Que se passe-t-il ?
Dans Matthieu 3, Jean le Baptiste a proclamé avec hardiesse que Jésus est le serviteur oint de Dieu, appelé le Christ ou le Messie. Beaucoup de Juifs croyaient que le Messie serait un chef militaire qui renverserait l’occupation romaine et rétablirait un trône royal à Jérusalem.
Au contraire, Jésus est un enseignant sans domicile. Pire encore, Jean le Baptiste se retrouve emprisonné par les autorités mêmes que Jésus devait, selon beaucoup, supplanter (Matthieu 11.2).
Il n’est donc pas surprenant que Jean envoie quelques-uns de ses disciples poser la question directement à Jésus. Est-il vraiment le Rédempteur choisi de Dieu ?

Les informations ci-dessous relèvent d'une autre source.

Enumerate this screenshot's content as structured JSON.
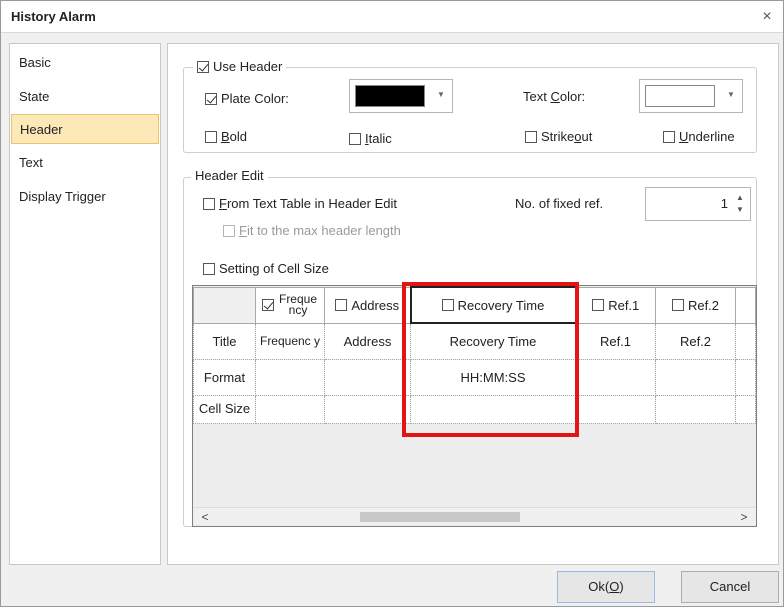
{
  "window": {
    "title": "History Alarm",
    "close_glyph": "×"
  },
  "sidebar": {
    "items": [
      {
        "label": "Basic",
        "active": false
      },
      {
        "label": "State",
        "active": false
      },
      {
        "label": "Header",
        "active": true
      },
      {
        "label": "Text",
        "active": false
      },
      {
        "label": "Display Trigger",
        "active": false
      }
    ]
  },
  "header_group": {
    "use_header": {
      "label": "Use Header",
      "checked": true
    },
    "plate_color": {
      "label": "Plate Color:",
      "checked": true,
      "color": "#000000"
    },
    "text_color": {
      "label_pre": "Text ",
      "label_u": "C",
      "label_post": "olor:",
      "color": "#ffffff"
    },
    "bold": {
      "label_u": "B",
      "label_post": "old",
      "checked": false
    },
    "italic": {
      "label_u": "I",
      "label_post": "talic",
      "checked": false
    },
    "strikeout": {
      "label_pre": "Strike",
      "label_u": "o",
      "label_post": "ut",
      "checked": false
    },
    "underline": {
      "label_u": "U",
      "label_post": "nderline",
      "checked": false
    }
  },
  "header_edit": {
    "title": "Header Edit",
    "from_text_table": {
      "label_u": "F",
      "label_post": "rom Text Table in Header Edit",
      "checked": false
    },
    "fit_max": {
      "label_u": "F",
      "label_post": "it to the max header length",
      "checked": false,
      "disabled": true
    },
    "fixed_ref": {
      "label": "No. of fixed ref.",
      "value": "1"
    },
    "cell_size": {
      "label": "Setting of Cell Size",
      "checked": false
    }
  },
  "grid": {
    "columns": [
      {
        "header": "Freque ncy",
        "checked": true
      },
      {
        "header": "Address",
        "checked": false
      },
      {
        "header": "Recovery Time",
        "checked": false
      },
      {
        "header": "Ref.1",
        "checked": false
      },
      {
        "header": "Ref.2",
        "checked": false
      }
    ],
    "rows": [
      {
        "label": "Title",
        "cells": [
          "Frequenc y",
          "Address",
          "Recovery Time",
          "Ref.1",
          "Ref.2"
        ]
      },
      {
        "label": "Format",
        "cells": [
          "",
          "",
          "HH:MM:SS",
          "",
          ""
        ]
      },
      {
        "label": "Cell Size",
        "cells": [
          "",
          "",
          "",
          "",
          ""
        ]
      }
    ],
    "scroll_left": "<",
    "scroll_right": ">"
  },
  "buttons": {
    "ok_pre": "Ok(",
    "ok_u": "O",
    "ok_post": ")",
    "cancel": "Cancel"
  },
  "colors": {
    "highlight": "#e31414",
    "active_tab": "#fde8b7"
  }
}
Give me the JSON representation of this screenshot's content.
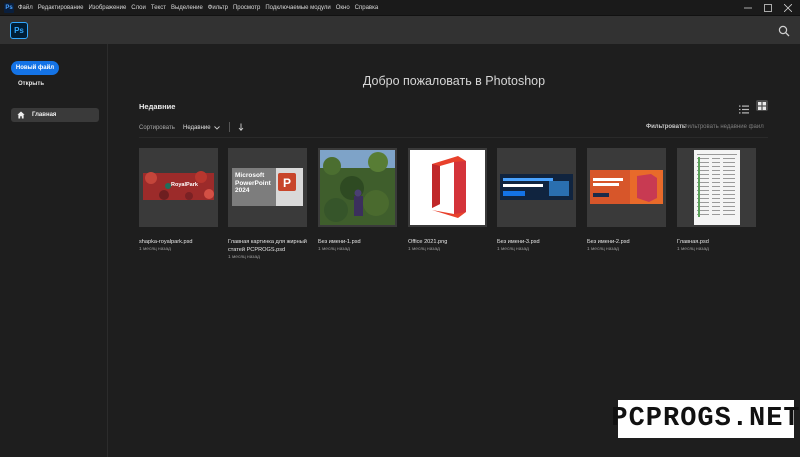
{
  "menubar": {
    "logo": "Ps",
    "items": [
      "Файл",
      "Редактирование",
      "Изображение",
      "Слои",
      "Текст",
      "Выделение",
      "Фильтр",
      "Просмотр",
      "Подключаемые модули",
      "Окно",
      "Справка"
    ]
  },
  "appbar": {
    "logo": "Ps"
  },
  "sidebar": {
    "new_file": "Новый файл",
    "open": "Открыть",
    "home": "Главная"
  },
  "main": {
    "welcome": "Добро пожаловать в Photoshop",
    "recent_title": "Недавние",
    "sort_label": "Сортировать",
    "sort_value": "Недавние",
    "filter_label": "Фильтровать",
    "filter_placeholder": "Фильтровать недавние файл"
  },
  "files": [
    {
      "name": "shapka-royalpark.psd",
      "date": "1 месяц назад",
      "thumb_text": "RoyalPark"
    },
    {
      "name": "Главная картинка для жирный статей PCPROGS.psd",
      "date": "1 месяц назад",
      "thumb_text": "Microsoft PowerPoint 2024"
    },
    {
      "name": "Без имени-1.psd",
      "date": "1 месяц назад"
    },
    {
      "name": "Office 2021.png",
      "date": "1 месяц назад"
    },
    {
      "name": "Без имени-3.psd",
      "date": "1 месяц назад"
    },
    {
      "name": "Без имени-2.psd",
      "date": "1 месяц назад"
    },
    {
      "name": "Главная.psd",
      "date": "1 месяц назад"
    }
  ],
  "watermark": "PCPROGS.NET",
  "colors": {
    "accent": "#1473e6",
    "ps_blue": "#31a8ff",
    "background": "#1e1e1e"
  }
}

Jésus répond en énumérant les actions qu’il a accomplies. Les aveugles voient, les boiteux marchent, les lépreux sont purifiés, les sourds entendent, et la bonne nouvelle est annoncée aux pauvres (Matthieu 11.5).
Ce n’était pas la réponse politiquement chargée, remplie de revanche, que le peuple attendait.
Jésus reprend ensuite plusieurs villes de Galilée qui ont vu ses miracles de leurs propres yeux, mais qui n’ont pas voulu croire son message (Matthieu 11.21). Jésus dit que leur châtiment sera pire que tout jugement rapporté dans l’Ancien Testament (Matthieu 11.22).
Elles n’ont pas cru parce que personne ne peut vraiment savoir qui est Jésus à moins qu’il ne se révèle lui-même à cette personne (Matthieu 11.27). Et dans une prière, Jésus remercie Dieu de ce que la vérité est cachée aux sages et révélée aux « petits enfants » (Matthieu 11.25).
Où est l’évangile ?
Les disciples de Jean posent la question que nous nous posons tous aujourd’hui : « Jésus est-il le Sauveur dont nous avons besoin ? »
Jésus répond en citant un passage de l’Ancien Testament, tiré du prophète Ésaïe. Ésaïe a écrit que Dieu rétablirait la gloire d’Israël et apporterait la vengeance et le jugement (Ésaïe 35.4). C’était là le salut que le peuple désirait.
Mais Jésus n’apporterait pas le salut par la violence. Dans le verset qui suit immédiatement, Ésaïe dit que le salut ressemblera bien davantage à la guérison des malades qu’à la conquête des puissants (Ésaïe 35.5).
Nous connaissons la maladie, l’infirmité, l’impureté, la surdité, la cécité et la pauvreté, à la fois physiquement et spirituellement. Notre mort physique et nos maladies résultent d’une rébellion spirituelle (Genèse 2.17).
Ainsi, Jésus vient et nous sauve de notre pire ennemi : le péché et sa conséquence, la mort.
Mais que devons-nous penser du fait que Jésus remercie Dieu d’avoir caché son identité aux villes qui seront détruites ?
Jésus nous dit à qui son identité est cachée : aux sages et aux intelligents. Il n’est pas venu sauver ceux qui se croient en sécurité, mais ceux qui savent qu’ils ne le sont pas. Voilà pourquoi il pouvait dire à ceux qui croyaient en lui : « Venez à moi, vous tous qui êtes fatigués et chargés, et je vous donnerai du repos » (Matthieu 11.28).
Voyez par vous-même
Je prie que le Saint Esprit ouvre vos yeux pour voir le Dieu qui révèle son Fils à ceux qui en ont le plus besoin. Et puissiez-vous voir en Jésus le serviteur choisi de Dieu qui nous offre un repos plein de miséricorde.